Mesmo se reconhecemos que a interrupção do uso de drogas é um objetivo social justificável, como é que o custo financeiro de nossa guerra às drogas aparece à luz diante dos outros desafios que enfrentamos? Considere que seria necessário apenas uma única despesa de US$ 2 bilhões para garantir a segurança dos portos comerciais estadunidenses contra o contrabando de armas nucleares. Atualmente meros 93 milhões de dólares tem sido alocados para esta finalidade. Como a proibição do uso de maconha nos EUA soará (a um custo de US $ 4 bilhões por ano), se um novo sol despontar sobre o porto de Los Angeles?  Ou considere que governo dos EUA possui recursos para gastar apenas 2,3 bilhões dólares anuais para a reconstrução do Afeganistão. O Talibã e a Al Qaeda estão se reagrupando agora. Senhores da guerra dominam o campo além dos limites da cidade de Cabul. O que é mais significativo para nós, recuperar esta parte do mundo para a forças da civilização ou impedir que pacientes com câncer em Berkeley aliviem suas náuseas com maconha? Nosso uso de fundos do governo este ano sugere uma distorção estranha - poderíamos dizer mesmo uma falta de bom-senso - das nossas prioridades nacionais. Tal alocação bizarra de recursos seguramente manterá o Afeganistão em ruínas por muitos anos por vir. Também deixará os agricultores afegãos com nenhuma alternativa a não ser cultivar ópio. Felizmente para eles, devido as nossas leis de drogas, este continuará um empreendimento altamente rentável.

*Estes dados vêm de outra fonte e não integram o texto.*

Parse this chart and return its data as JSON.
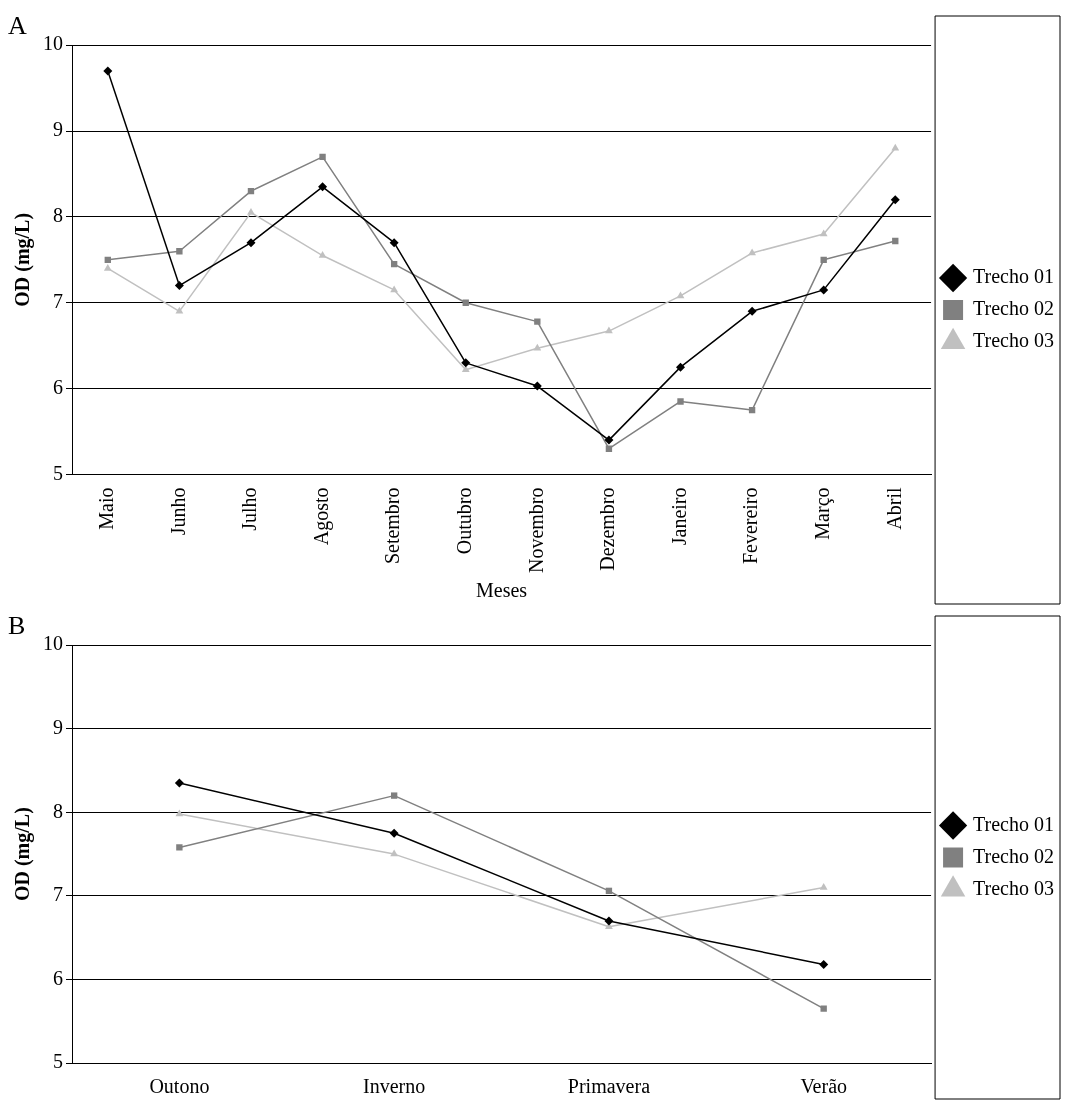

Qualquer um que acredita que Deus está nos observando além das estrelas vai sentir que punir homens e mulheres pacíficos pelo seu prazer particular é perfeitamente razoável. Estamos agora no século XXI. Talvez devemos ter melhores razões para privar os nossos vizinhos de liberdade sob a mira de uma arma. Dada a magnitude dos problemas reais que nos confrontam, como o terrorismo, proliferação nuclear, a propagação de doenças infecciosas, infra-estrutura falha, falta de fundos adequados para a educação e cuidados de saúde, etc. Nossa guerra contra o pecado é tão escandalosamente insensata e tola que desafia até o comentário racional. Como temos crescido tão cegos para os nossos interesses mais profundos? E como conseguimos aprovar essas políticas com tão pouco debate substantivo?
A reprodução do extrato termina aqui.